Carmen Cernjul

Personal information
- Born: 14 June 2007 (age 19)

Sport
- Sport: Athletics
- Events: Long-distance running, Middle-distance running

Medal record
Women's athletics
Representing Sweden
European U20 Championships
| Silver medal – second place | 2025 Tampere | 1500 m |
| Silver medal – second place | 2025 Tampere | 3000 m |
European U18 Championships
| Bronze medal – third place | 2024 Banská Bystrica | 800 m |
European Cross Country Championships
| Bronze medal – third place | 2025 Lagoa | U20 team |

= Carmen Cernjul =

Swedish middle-distance runner (born 2007)

Carmen Cernjul (born 14 June 2007) is a Swedish middle-distance and long-distance runner.

==Biography==
Cernjul was a footballer in the academy at Hammarby Fotboll and was selected for the Swedish under-18 national women's football team, before opting to focus on athletics.
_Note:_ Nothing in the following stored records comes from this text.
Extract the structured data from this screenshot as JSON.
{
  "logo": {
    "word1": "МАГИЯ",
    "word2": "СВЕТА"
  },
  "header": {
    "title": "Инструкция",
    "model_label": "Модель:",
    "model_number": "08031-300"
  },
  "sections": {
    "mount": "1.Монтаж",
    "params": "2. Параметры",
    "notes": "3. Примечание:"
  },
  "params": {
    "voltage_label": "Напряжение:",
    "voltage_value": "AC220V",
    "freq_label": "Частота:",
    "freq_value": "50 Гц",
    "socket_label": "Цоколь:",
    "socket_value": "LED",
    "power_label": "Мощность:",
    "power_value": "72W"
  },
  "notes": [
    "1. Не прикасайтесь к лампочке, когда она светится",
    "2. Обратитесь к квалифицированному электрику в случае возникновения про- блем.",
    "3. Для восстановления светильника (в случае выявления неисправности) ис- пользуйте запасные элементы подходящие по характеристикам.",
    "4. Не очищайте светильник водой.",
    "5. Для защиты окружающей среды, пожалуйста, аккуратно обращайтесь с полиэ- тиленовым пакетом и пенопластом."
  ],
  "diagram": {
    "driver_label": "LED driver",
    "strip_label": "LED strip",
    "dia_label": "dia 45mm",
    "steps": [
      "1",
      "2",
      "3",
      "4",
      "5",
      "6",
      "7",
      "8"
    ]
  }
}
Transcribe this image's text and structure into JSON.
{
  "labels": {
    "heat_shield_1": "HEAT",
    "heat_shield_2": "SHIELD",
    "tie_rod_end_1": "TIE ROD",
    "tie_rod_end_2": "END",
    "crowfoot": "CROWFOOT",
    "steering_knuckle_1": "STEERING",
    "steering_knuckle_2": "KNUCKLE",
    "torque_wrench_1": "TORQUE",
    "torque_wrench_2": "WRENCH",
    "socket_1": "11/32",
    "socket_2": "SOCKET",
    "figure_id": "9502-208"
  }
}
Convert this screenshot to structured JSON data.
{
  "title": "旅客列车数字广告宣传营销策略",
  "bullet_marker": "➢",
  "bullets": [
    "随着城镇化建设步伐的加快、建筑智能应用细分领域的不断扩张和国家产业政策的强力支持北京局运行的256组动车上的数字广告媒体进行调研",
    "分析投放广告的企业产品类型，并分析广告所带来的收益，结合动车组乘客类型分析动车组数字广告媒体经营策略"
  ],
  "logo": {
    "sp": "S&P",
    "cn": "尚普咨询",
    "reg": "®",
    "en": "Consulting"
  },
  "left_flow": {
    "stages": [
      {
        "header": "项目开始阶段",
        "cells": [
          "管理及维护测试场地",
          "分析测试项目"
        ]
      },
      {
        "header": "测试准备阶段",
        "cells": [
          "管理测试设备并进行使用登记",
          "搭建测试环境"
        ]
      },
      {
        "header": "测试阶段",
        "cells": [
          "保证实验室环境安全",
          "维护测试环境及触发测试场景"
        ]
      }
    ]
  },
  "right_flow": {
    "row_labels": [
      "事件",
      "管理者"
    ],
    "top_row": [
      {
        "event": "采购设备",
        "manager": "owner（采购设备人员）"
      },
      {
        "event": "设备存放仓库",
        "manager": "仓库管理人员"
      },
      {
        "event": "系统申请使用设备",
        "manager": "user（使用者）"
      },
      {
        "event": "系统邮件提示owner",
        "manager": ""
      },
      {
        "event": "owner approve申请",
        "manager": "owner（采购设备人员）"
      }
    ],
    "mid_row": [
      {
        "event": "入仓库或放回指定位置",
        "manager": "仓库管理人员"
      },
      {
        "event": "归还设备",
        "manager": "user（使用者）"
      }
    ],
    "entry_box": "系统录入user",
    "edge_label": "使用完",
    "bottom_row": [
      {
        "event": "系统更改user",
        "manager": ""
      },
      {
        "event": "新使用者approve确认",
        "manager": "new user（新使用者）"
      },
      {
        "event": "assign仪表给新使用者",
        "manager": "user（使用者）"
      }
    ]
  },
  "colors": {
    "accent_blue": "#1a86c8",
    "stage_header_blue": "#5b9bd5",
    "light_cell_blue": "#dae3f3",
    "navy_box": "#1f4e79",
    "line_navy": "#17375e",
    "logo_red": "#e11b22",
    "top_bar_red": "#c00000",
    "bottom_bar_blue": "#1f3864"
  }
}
She is a member of Spårvägens GoIF.

Cernjul made her international championship debut at the 2023 European Youth Olympic Festival in Maribor, Slovenia, where she entered the 800m but failed to advance from the heats.

Cernjul won her semi-final heat before winning a bronze medal in the final over 800 metres at the 2024 European Athletics U18 Championships in Banská Bystrica, Slovakia.

Cernjul set a Swedish under-20 junior record indoors over 3000 metres running 9:08.42 in January 2025. Later that year, Cernjul set a new Swedish junior record in the 5000 metres with a time of 15:38.86. In June, Cernjul improved her personal best in the 1500 metres in Jessheim, Norway, finishing in 4:11.61. She later lowered that personal best to 4:10.64 that summer.

Cernjul won a silver medal over 1500 metres at the 2025 European Athletics U20 Championships in Tampere, Finland, finishing behind Lyla Belshaw of Great Britain, running 4:15.00. At the same championships, she also won a silver medal in the 3000 metres behind Innes FitzGerald of Great Britain.

Cernjul had a fourth place finish in the under-20 women's race at the 2025 European Cross Country Championships in Portugal, won the bronze medal in the team event alongside Fanny Szalkai and Anastasia Nilsson.

Cernjul placed second to Yolanda Ngarambe over both 1500 metres and 3000 metres at the senior 2026 Swedish Indoor Championships in Stockholm. In May, Cernjul won the 3000m in 8:56.98 ahead of Belgians Lisa Rooms and Elise Vanderelst at The Belfast Classic. In July, she ran a new Swedish under-20 record for the 1500 m with 4:07.08 at the Folksam Grand Prix in Karlstad, Sweden. She placed fifth over 5000 metres at the 2026 World Athletics U20 Championships. In August, she competed at the 2026 European Athletics Championships in Birmingham, England, in the 1500 metres.